Storey just started her third season and already has impacted her chosen sport of Bicycle Moto Cross (BMX) racing. Currently ranked fourth in the nation, Storey finished last season ranked number 13, qualifying her to represent the United States in the BMX World Championships to be held in Perth, Australia this July. With the 2003 season four months underway, Storey has finished no less than fourth in different events and captured a perfect weekend in Indianapolis.
The sport of BMX racing may be new to some, but to the state of Alabama, BMX is no stranger.
Oak Mountain BMX in Birmingham has the honor of being the longest running BMX track in America sanctioned by the National Bicycle League (NBL). Sam, who started racing in California, took an unscheduled leave from the sport when her family moved to Hartselle after her father retired from the United States Marine Corps after serving 22 years.
For nearly 3 years after their move, Storey could not find a track that was closer than a four-hour drive. Seth Kimbrough, a world-class BMX X-Game competitor from Hartselle, told Storey and her brother, Andrew, who also is nationally ranked, of the track in Birmingham.
It is there that Storey has gained notoriety for her skills as a racer.
Often pitted against and beating the boys of her age group, she has become a crowd favorite and a role model to the younger girls. Within a year, Storey had been offered sponsorships by several teams. Signing to ride for Clayborn (an Alabama-based bicycle manufacturer specializing in BMX race bicycles) last May, Sam found herself among the elite as she began her trek on the national circuit.
Storey became interested in racing at the age of nine while watching her brother race. At the age of 10, Storey perched herself atop of the starting hill waiting for her first starting gate to drop.
The untimely break served to only fuel the fire for her to race a 20 inch bicycle on a dirt track filled with jumps, turns, and riders determined as she.

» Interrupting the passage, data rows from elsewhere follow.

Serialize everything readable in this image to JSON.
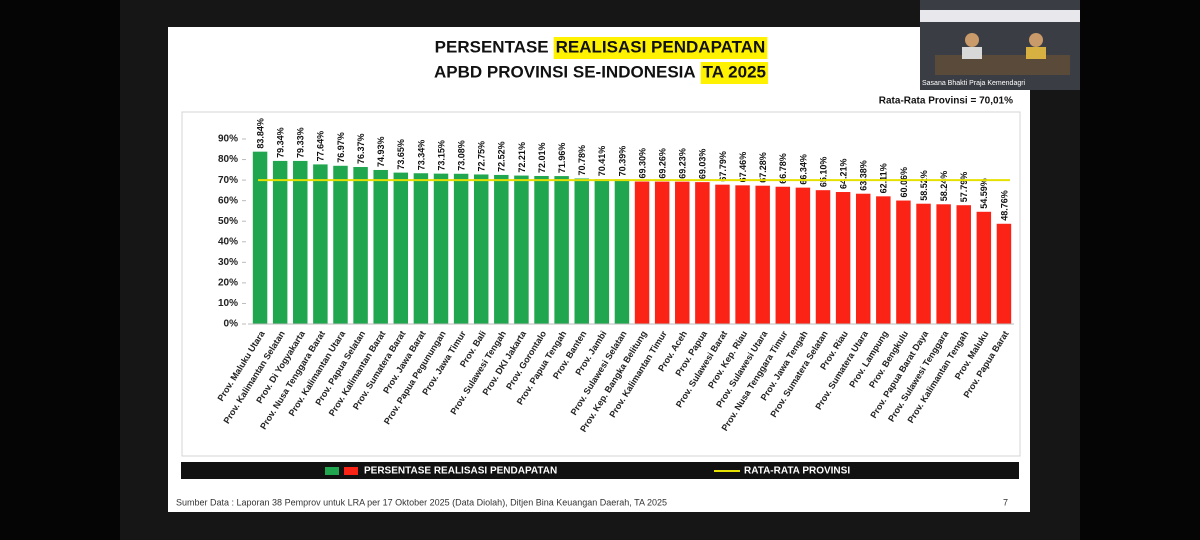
{
  "chart_data": {
    "type": "bar",
    "title_lines": [
      {
        "text": "PERSENTASE",
        "highlight": "REALISASI PENDAPATAN"
      },
      {
        "text": "APBD PROVINSI SE-INDONESIA",
        "highlight": "TA 2025"
      }
    ],
    "annotation": "Rata-Rata Provinsi = 70,01%",
    "categories": [
      "Prov. Maluku Utara",
      "Prov. Kalimantan Selatan",
      "Prov. Di Yogyakarta",
      "Prov. Nusa Tenggara Barat",
      "Prov. Kalimantan Utara",
      "Prov. Papua Selatan",
      "Prov. Kalimantan Barat",
      "Prov. Sumatera Barat",
      "Prov. Jawa Barat",
      "Prov. Papua Pegunungan",
      "Prov. Jawa Timur",
      "Prov. Bali",
      "Prov. Sulawesi Tengah",
      "Prov. DKI Jakarta",
      "Prov. Gorontalo",
      "Prov. Papua Tengah",
      "Prov. Banten",
      "Prov. Jambi",
      "Prov. Sulawesi Selatan",
      "Prov. Kep. Bangka Belitung",
      "Prov. Kalimantan Timur",
      "Prov. Aceh",
      "Prov. Papua",
      "Prov. Sulawesi Barat",
      "Prov. Kep. Riau",
      "Prov. Sulawesi Utara",
      "Prov. Nusa Tenggara Timur",
      "Prov. Jawa Tengah",
      "Prov. Sumatera Selatan",
      "Prov. Riau",
      "Prov. Sumatera Utara",
      "Prov. Lampung",
      "Prov. Bengkulu",
      "Prov. Papua Barat Daya",
      "Prov. Sulawesi Tenggara",
      "Prov. Kalimantan Tengah",
      "Prov. Maluku",
      "Prov. Papua Barat"
    ],
    "series": [
      {
        "name": "PERSENTASE REALISASI PENDAPATAN",
        "colors": [
          "#1fa64e",
          "#fb2316"
        ],
        "values": [
          83.84,
          79.34,
          79.33,
          77.64,
          76.97,
          76.37,
          74.93,
          73.65,
          73.34,
          73.15,
          73.08,
          72.75,
          72.52,
          72.21,
          72.01,
          71.96,
          70.78,
          70.41,
          70.39,
          69.3,
          69.26,
          69.23,
          69.03,
          67.79,
          67.46,
          67.28,
          66.78,
          66.34,
          65.1,
          64.21,
          63.38,
          62.11,
          60.06,
          58.52,
          58.24,
          57.79,
          54.59,
          48.76
        ],
        "value_labels": [
          "83.84%",
          "79.34%",
          "79.33%",
          "77.64%",
          "76.97%",
          "76.37%",
          "74.93%",
          "73.65%",
          "73.34%",
          "73.15%",
          "73.08%",
          "72.75%",
          "72.52%",
          "72.21%",
          "72.01%",
          "71.96%",
          "70.78%",
          "70.41%",
          "70.39%",
          "69.30%",
          "69.26%",
          "69.23%",
          "69.03%",
          "67.79%",
          "67.46%",
          "67.28%",
          "66.78%",
          "66.34%",
          "65.10%",
          "64.21%",
          "63.38%",
          "62.11%",
          "60.06%",
          "58.52%",
          "58.24%",
          "57.79%",
          "54.59%",
          "48.76%"
        ]
      }
    ],
    "reference_line": {
      "name": "RATA-RATA PROVINSI",
      "value": 70.01,
      "color": "#e6e000"
    },
    "ylim": [
      0,
      90
    ],
    "yticks": [
      {
        "value": 0,
        "label": "0%"
      },
      {
        "value": 10,
        "label": "10%"
      },
      {
        "value": 20,
        "label": "20%"
      },
      {
        "value": 30,
        "label": "30%"
      },
      {
        "value": 40,
        "label": "40%"
      },
      {
        "value": 50,
        "label": "50%"
      },
      {
        "value": 60,
        "label": "60%"
      },
      {
        "value": 70,
        "label": "70%"
      },
      {
        "value": 80,
        "label": "80%"
      },
      {
        "value": 90,
        "label": "90%"
      }
    ],
    "grid": false,
    "source": "Sumber Data : Laporan 38 Pemprov untuk LRA per 17 Oktober 2025 (Data Diolah), Ditjen Bina Keuangan Daerah, TA 2025",
    "page_number": "7"
  },
  "video": {
    "caption": "Sasana Bhakti Praja Kemendagri"
  }
}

A BMX race typically consists of 3 moto's. These are elimination races that will transfer the top riders into a main event.
Unlike conventional sports that can be found on most athletic fields, BMX racers cannot depend on the help of teammates or the wisdom and inspiration of a coach's game plan – they must depend solely on their individual dedication and determination to win. Although Storey's chosen sport is that of individual accomplishment, when she is not training she can be found hanging out with friends at various youth groups around town and the local jumps at Sparkman park.
Recently, Storey has stepped up her training pace hoping the payoff will be standing on a podium next to the worlds best BMX racers.